Les images virales, comment ça marche? Pour les journalistes comme pour le plupart des usagers du web, ces vidéos qui dévoilent un événement dramatique ou significatif sont des données qui émergent du terrain, de façon spontanée et naturelle, et constituent des faits objectifs dont l’intérêt est établi par leur diffusion même. Mais les images virales ne sont pas des faits objectifs: ce sont au contraire des récits en formation, des constructions sociales en temps réel, forgées par la conversation sur les réseaux sociaux. La lecture de ces séquences évolue rapidement en fonction de l’état du débat public, dont elles révèlent et orientent simultanément les contours.
Le vif débat qui accueille les images de l’arrestation de Farida, au soir du 16 juin à Paris, met à nu les mécanismes narratifs et militants constitutifs de ces objets médiatiques qui ponctuent désormais le récit de l’actualité. A la fin de la première manifestation post-confinement des soignants, la conversation en ligne qui accompagne l’événement exprime de la colère face à la répression violente qu’a subi le mouvement social, suite au dérapage habituel d’un maintien de l’ordre aveugle, dont le seul effet est d’attiser les tensions. Un premier enregistrement de la scène, mis en ligne sur Twitter à 16h58, éveille l’attention par le cri clairement audible d’une soignante en blouse blanche, molestée par plusieurs agents: «Je veux ma Ventoline». Cette clé narrative fait écho au «I can’t breathe» de la terrible vidéo de George Floyd, et réunit ces séquences au sein du scénario des violences policières. Elle est confirmée par d’autres signes, comme l’asymétrie de la confrontation entre une femme isolée et la masse indistincte des agents amoncelée autour de son corps.
Une femme en blouse blanche, tirée par les cheveux, durant une interpellation, finira évacuée le visage en sang durant la manifestation aux Invalides. Elle réclamera à plusieurs reprises sa Ventoline.

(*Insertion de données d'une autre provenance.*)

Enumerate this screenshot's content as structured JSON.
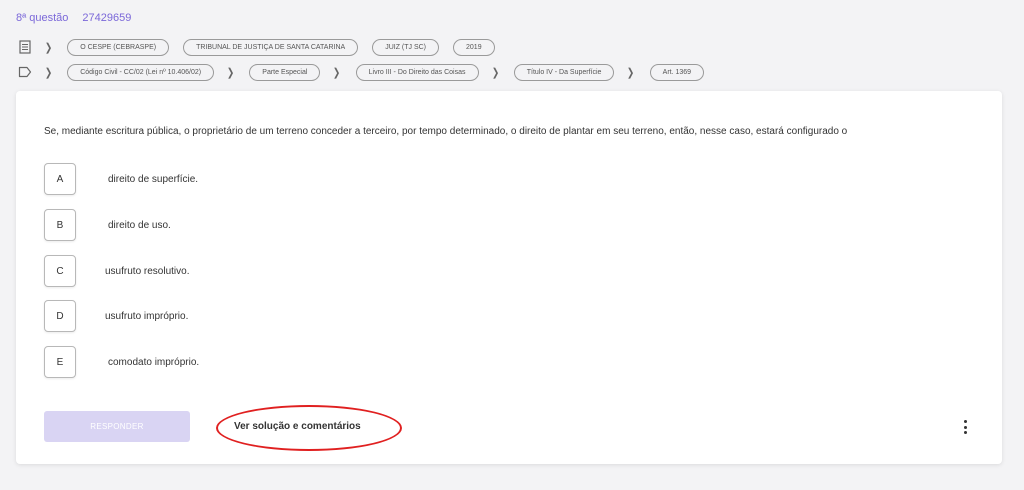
{
  "question": {
    "number_label": "8ª questão",
    "id": "27429659"
  },
  "metadata_row": {
    "icon": "document-icon",
    "chips": [
      "O CESPE (CEBRASPE)",
      "TRIBUNAL DE JUSTIÇA DE SANTA CATARINA",
      "JUIZ (TJ SC)",
      "2019"
    ]
  },
  "subject_row": {
    "icon": "tag-icon",
    "breadcrumbs": [
      "Código Civil - CC/02 (Lei nº 10.406/02)",
      "Parte Especial",
      "Livro III - Do Direito das Coisas",
      "Título IV - Da Superfície",
      "Art. 1369"
    ]
  },
  "statement": "Se, mediante escritura pública, o proprietário de um terreno conceder a terceiro, por tempo determinado, o direito de plantar em seu terreno, então, nesse caso, estará configurado o",
  "options": [
    {
      "letter": "A",
      "text": "direito de superfície."
    },
    {
      "letter": "B",
      "text": "direito de uso."
    },
    {
      "letter": "C",
      "text": "usufruto resolutivo."
    },
    {
      "letter": "D",
      "text": "usufruto impróprio."
    },
    {
      "letter": "E",
      "text": "comodato impróprio."
    }
  ],
  "actions": {
    "respond_label": "RESPONDER",
    "solution_label": "Ver solução e comentários",
    "more_icon": "more-vertical-icon"
  },
  "colors": {
    "accent": "#7b68d9",
    "respond_disabled": "#d9d4f3",
    "annotation": "#e02020"
  }
}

Images issue de mon direct sur @brutofficiel (1H45). #soignants pic.twitter.com/zdxIbTS4Mu
— Remy Buisine (@RemyBuisine) June 16, 2020
L’image affligeante du maintien de l’ordre viriliste est renforcée à 18h32 par un tweet en commentaire de la vidéo: «Cette femme, c’est ma mère. 50 ans, infirmière, elle a bossé pendant 3 mois entre 12 et 14 heures par jour. A eu le covid. Aujourd’hui, elle manifestait pour qu’on revalorise son salaire, qu’on reconnaisse son travail. Elle est asthmatique. Elle avait sa blouse. Elle fait 1m55.» L’identification de l’infirmière et l’explication de la nature pacifique de sa présence contribuent à la consolidation de l’intrigue. Lorsque la séquence extraite du reportage live effectué par Rémi Buisine pour Brut est diffusée à 18h52, donnant une version plus lisible de l’altercation, celle-ci a déjà pris une valeur allégorique, donnant à voir une figure de martyre, victime d’une violence manifestement injuste et disproportionnée de la part des forces de l’ordre. Une photographie de la scène par Antoine Guibert en donne un résumé emblématique, qui augmente encore sa visibilité et fournit le support de nombreux commentaires.
«Vous êtes soignant et êtes fortement mobilisé pendant cette épidémie du COVID-19. L'État vous soutient.» Emmanuel Macron, 1er avril 2020. pic.twitter.com/65rQjsGTRa
— Sébastien Fontenelle (@vivelefeu) June 16, 2020
Selon l’expression de Daniel Schneidermann, «La révolte des soignants tient son icône». Mais dans la soirée, des sources proches de la police réagissent en diffusant d’autres images qui montrent, quelques minutes avant l’interpellation, l’infirmière faisant un doigt d’honneur et jetant des gravats en direction des policiers. Des extraits de ces séquences sont repris et commentés en plateau par BFMTV. De nombreux tweets accumulent dénégations et mensonges, remettant en cause le statut de soignante ou l’accusant de militantisme politique. Dans un déplacement du récit habituel depuis les débats des vidéos des gilets jaunes, pour les partisans de la répression, la leçon est claire: l’interpellation musclée de l’infirmière était parfaitement justifiée. Il ne peut s’agir d’une victime: ses actes la désignent au contraire comme une coupable.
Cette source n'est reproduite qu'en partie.